Er war Bierfahrer bei Engelhardt, einer damals großen und wichtigen berliner Brauerei, die es heute gar nicht mehr gibt. Bereits 1973 klagte er über starke Kopfschmerzen, er sieht schlechter und verliert seinen Orientierungssinn. Schlussendlich wird aus seinem Kleinhirn eine Zyste entfernt. 1985 ist die Zyste nachgewachsen. 1989 stirbt Frau Buttgereit ab Krebs.
Am 08.03.1993 findet Jörg Buttgereit seinen Vater tot im TV-Sessel vor. Er starb bei Kaffee und Kuchen und hatte offensichtlich einen Herzinfarkt.

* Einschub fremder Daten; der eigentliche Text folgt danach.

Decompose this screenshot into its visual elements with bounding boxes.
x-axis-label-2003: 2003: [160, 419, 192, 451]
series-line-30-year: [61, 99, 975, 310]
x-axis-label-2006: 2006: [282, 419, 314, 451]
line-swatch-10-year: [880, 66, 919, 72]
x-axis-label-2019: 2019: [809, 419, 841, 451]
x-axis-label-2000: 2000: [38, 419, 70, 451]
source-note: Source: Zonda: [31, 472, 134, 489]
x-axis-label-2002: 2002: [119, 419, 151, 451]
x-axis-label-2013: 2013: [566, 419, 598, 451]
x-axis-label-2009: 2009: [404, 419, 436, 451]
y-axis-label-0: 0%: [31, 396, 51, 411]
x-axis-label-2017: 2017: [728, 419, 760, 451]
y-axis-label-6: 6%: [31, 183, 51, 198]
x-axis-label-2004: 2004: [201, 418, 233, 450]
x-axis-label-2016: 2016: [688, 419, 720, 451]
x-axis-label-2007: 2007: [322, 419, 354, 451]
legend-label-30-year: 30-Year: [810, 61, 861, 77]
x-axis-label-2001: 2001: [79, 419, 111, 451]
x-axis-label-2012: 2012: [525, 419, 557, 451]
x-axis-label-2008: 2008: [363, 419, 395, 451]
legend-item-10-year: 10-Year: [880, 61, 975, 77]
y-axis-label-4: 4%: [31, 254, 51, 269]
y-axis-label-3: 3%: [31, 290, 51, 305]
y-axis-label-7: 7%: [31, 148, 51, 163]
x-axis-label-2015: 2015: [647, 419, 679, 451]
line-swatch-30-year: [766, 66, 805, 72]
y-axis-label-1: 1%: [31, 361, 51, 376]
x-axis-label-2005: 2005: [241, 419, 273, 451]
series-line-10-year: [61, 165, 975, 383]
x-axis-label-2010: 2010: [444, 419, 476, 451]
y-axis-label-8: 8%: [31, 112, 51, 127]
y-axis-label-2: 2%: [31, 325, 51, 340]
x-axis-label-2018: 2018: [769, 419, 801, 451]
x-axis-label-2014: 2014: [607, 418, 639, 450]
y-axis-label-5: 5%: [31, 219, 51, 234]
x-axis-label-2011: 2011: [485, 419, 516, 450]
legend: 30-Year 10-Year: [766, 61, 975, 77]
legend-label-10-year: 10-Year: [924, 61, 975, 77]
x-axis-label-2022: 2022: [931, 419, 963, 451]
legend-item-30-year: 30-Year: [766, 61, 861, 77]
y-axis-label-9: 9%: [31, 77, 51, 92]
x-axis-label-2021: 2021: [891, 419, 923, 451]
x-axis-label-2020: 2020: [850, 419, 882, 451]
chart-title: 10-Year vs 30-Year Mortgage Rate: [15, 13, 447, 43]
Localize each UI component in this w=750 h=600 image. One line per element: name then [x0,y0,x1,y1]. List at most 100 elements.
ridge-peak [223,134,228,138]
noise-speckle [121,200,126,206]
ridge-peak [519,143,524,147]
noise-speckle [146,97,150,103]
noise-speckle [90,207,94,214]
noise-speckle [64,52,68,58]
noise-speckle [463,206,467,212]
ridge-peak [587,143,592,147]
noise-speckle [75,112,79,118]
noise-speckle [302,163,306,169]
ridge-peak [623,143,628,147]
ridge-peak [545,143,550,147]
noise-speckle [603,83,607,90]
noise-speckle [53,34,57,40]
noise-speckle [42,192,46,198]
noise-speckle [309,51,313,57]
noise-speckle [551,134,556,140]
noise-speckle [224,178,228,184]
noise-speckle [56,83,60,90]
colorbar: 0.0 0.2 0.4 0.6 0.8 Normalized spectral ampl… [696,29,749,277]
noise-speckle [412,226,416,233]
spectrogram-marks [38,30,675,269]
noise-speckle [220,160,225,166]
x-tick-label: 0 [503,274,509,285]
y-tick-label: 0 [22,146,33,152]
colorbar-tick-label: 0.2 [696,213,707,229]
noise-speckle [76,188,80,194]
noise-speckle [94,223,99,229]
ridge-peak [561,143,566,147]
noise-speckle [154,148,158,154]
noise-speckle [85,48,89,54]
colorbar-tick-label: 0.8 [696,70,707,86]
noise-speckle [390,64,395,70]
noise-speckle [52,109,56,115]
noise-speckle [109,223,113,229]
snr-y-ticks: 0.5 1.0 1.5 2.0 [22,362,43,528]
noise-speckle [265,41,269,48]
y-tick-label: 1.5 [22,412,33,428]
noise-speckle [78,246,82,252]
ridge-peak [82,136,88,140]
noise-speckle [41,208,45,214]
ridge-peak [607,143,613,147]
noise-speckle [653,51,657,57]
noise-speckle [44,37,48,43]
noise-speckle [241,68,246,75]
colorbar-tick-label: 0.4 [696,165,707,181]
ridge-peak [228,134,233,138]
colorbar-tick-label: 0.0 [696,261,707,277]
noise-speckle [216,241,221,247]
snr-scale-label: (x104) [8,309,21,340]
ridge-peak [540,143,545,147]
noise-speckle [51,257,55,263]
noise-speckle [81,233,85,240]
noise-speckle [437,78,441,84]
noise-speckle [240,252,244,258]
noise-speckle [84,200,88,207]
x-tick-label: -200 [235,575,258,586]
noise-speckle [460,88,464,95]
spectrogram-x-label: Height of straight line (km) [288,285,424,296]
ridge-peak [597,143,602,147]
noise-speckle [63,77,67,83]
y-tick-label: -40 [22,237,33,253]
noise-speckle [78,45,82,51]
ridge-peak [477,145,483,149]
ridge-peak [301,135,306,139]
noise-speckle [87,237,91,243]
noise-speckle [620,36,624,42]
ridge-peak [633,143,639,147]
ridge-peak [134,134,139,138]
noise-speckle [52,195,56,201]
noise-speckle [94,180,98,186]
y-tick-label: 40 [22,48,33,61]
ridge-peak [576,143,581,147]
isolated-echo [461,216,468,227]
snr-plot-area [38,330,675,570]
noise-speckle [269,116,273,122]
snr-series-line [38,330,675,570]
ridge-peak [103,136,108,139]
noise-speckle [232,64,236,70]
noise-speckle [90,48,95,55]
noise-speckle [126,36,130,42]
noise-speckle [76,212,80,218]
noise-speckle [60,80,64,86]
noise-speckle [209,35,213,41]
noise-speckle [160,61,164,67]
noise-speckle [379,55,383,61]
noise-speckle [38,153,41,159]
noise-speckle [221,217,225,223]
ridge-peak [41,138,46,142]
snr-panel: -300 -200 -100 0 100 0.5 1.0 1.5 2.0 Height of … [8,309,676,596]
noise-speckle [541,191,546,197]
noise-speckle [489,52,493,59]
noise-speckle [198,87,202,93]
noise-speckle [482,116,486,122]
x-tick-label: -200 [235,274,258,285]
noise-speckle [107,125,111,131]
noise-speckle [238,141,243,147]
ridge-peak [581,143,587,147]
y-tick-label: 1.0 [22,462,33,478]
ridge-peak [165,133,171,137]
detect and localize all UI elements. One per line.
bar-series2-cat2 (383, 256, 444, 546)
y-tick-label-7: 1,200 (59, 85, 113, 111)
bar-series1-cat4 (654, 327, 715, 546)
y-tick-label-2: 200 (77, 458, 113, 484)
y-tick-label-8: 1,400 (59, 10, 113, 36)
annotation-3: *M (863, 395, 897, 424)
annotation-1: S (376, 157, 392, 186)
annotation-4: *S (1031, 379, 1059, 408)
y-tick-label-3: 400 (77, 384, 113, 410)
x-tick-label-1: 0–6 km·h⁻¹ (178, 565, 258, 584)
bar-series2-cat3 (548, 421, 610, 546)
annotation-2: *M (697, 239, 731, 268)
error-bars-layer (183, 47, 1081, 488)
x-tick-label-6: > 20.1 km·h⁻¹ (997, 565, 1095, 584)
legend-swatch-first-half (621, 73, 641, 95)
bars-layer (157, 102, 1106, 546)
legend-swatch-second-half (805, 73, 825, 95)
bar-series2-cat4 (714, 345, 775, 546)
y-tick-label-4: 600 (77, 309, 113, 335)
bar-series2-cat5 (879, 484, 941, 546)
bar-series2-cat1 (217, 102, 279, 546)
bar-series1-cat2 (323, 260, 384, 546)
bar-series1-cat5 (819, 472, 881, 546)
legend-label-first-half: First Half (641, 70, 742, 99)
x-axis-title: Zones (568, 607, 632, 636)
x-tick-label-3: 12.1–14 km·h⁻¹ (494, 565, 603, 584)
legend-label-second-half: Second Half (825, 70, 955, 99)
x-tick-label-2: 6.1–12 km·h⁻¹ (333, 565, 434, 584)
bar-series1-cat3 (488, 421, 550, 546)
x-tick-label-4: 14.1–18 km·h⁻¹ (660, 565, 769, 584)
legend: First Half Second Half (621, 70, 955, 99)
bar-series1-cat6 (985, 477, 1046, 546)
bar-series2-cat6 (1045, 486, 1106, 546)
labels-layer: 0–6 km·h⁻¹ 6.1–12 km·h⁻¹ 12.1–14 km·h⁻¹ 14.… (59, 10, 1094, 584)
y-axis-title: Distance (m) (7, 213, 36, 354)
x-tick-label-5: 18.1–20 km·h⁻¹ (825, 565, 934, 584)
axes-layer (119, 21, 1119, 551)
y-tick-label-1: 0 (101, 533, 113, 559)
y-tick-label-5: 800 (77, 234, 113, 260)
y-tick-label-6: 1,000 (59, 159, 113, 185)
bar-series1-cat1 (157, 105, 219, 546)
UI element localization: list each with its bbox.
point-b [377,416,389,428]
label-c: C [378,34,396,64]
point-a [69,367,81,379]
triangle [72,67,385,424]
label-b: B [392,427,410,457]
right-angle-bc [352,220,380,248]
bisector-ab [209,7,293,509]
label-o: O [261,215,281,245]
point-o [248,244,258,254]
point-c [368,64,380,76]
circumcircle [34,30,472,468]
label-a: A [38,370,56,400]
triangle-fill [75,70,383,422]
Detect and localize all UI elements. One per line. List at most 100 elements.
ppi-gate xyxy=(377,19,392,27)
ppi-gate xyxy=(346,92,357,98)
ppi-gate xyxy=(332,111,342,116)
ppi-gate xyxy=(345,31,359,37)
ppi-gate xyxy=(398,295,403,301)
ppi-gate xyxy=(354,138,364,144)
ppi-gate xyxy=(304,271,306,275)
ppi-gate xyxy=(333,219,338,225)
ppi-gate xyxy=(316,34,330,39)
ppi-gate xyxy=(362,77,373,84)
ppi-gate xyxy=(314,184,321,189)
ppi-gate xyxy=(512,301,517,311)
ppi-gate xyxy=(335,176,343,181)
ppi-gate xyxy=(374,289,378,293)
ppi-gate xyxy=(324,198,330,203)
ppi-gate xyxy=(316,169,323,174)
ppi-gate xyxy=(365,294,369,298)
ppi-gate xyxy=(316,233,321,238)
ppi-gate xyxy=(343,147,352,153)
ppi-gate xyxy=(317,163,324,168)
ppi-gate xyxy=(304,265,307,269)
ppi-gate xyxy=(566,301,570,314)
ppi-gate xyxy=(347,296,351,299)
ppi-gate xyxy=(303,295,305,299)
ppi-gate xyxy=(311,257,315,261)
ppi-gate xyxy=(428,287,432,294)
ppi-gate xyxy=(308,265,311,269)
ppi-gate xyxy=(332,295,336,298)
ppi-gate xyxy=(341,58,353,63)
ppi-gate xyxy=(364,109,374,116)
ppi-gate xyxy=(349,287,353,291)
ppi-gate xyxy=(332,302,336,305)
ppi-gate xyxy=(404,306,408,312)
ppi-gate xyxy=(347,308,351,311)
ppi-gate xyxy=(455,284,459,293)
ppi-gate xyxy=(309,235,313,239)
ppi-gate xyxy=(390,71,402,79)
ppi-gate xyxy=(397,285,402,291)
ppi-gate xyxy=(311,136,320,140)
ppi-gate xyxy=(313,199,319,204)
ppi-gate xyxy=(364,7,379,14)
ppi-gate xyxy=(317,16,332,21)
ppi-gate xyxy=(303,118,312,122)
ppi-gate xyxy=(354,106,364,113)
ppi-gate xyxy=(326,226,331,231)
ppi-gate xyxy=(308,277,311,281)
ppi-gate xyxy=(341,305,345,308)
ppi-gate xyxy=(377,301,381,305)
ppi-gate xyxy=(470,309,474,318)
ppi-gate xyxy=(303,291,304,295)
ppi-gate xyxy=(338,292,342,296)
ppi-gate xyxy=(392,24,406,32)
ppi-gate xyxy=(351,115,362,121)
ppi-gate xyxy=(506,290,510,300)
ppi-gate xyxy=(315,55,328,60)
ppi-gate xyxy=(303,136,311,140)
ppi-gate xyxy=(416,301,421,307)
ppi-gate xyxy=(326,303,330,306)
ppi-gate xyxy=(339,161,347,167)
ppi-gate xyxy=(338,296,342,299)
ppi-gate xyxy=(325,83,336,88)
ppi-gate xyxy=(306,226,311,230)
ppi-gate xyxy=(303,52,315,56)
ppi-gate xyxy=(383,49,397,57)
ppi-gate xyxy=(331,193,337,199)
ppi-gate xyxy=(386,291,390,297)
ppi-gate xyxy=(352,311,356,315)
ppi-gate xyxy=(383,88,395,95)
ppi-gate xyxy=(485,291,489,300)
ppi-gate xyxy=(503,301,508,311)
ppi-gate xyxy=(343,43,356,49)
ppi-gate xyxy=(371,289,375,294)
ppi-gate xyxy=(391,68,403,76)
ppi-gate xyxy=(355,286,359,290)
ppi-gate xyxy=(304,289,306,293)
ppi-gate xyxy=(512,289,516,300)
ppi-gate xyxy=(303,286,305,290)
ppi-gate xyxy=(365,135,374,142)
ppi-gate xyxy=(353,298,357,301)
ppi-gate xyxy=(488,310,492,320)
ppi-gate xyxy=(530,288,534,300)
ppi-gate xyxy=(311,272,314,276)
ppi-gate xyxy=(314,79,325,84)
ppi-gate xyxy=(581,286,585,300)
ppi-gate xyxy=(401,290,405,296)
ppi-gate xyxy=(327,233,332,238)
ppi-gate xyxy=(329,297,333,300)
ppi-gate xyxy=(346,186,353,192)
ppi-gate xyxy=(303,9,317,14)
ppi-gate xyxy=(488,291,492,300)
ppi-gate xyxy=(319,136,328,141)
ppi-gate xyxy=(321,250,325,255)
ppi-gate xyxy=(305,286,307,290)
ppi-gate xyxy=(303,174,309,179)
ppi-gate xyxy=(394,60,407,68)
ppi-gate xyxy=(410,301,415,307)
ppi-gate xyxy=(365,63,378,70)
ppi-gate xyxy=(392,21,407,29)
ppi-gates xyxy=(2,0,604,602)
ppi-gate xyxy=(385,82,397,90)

Ich möchte dieses Filmchen von Jörg Buttgereit nicht mit Punkten werten. Zu weit weg bin ich vom Familienleben der Familie Buttgereit, dass uns Jörg offensichtlich allzu gern unter der Nase halten möchte.
Ohne diesen Film also qualitativ zu bewerten, der durchaus einen einfachen Mann gewidmet sein mag, dessen Person ich durchaus gerne und auch unbekannter weise Gedenken möchte, war ich doch eher irritiert. Ein dicker Mann (ja, dick war er, jeder konnte das sehen) stirbt, nachdem er zum zweitenmal etwas mit dem Herzen hatte. Da wuchs was im Gehirn, was mal entfernt wurde, aber dann wohl doch nicht die offizielle Todesursache von Herrn Buttgereit war. Jörg breitet es aber aus, die Zyste. Er stellt sie bildlich dar. Warum tut er das? Jörg Buttgereit muss dann dem mehr oder weniger interessierten Zuschauer auch (fast pro forma) verraten, dass auch seine Frau Mutter 1989 starb, die an Krebs litt. Freilich widmete er seiner Frau Mutter nicht einen seiner Kurzfilme.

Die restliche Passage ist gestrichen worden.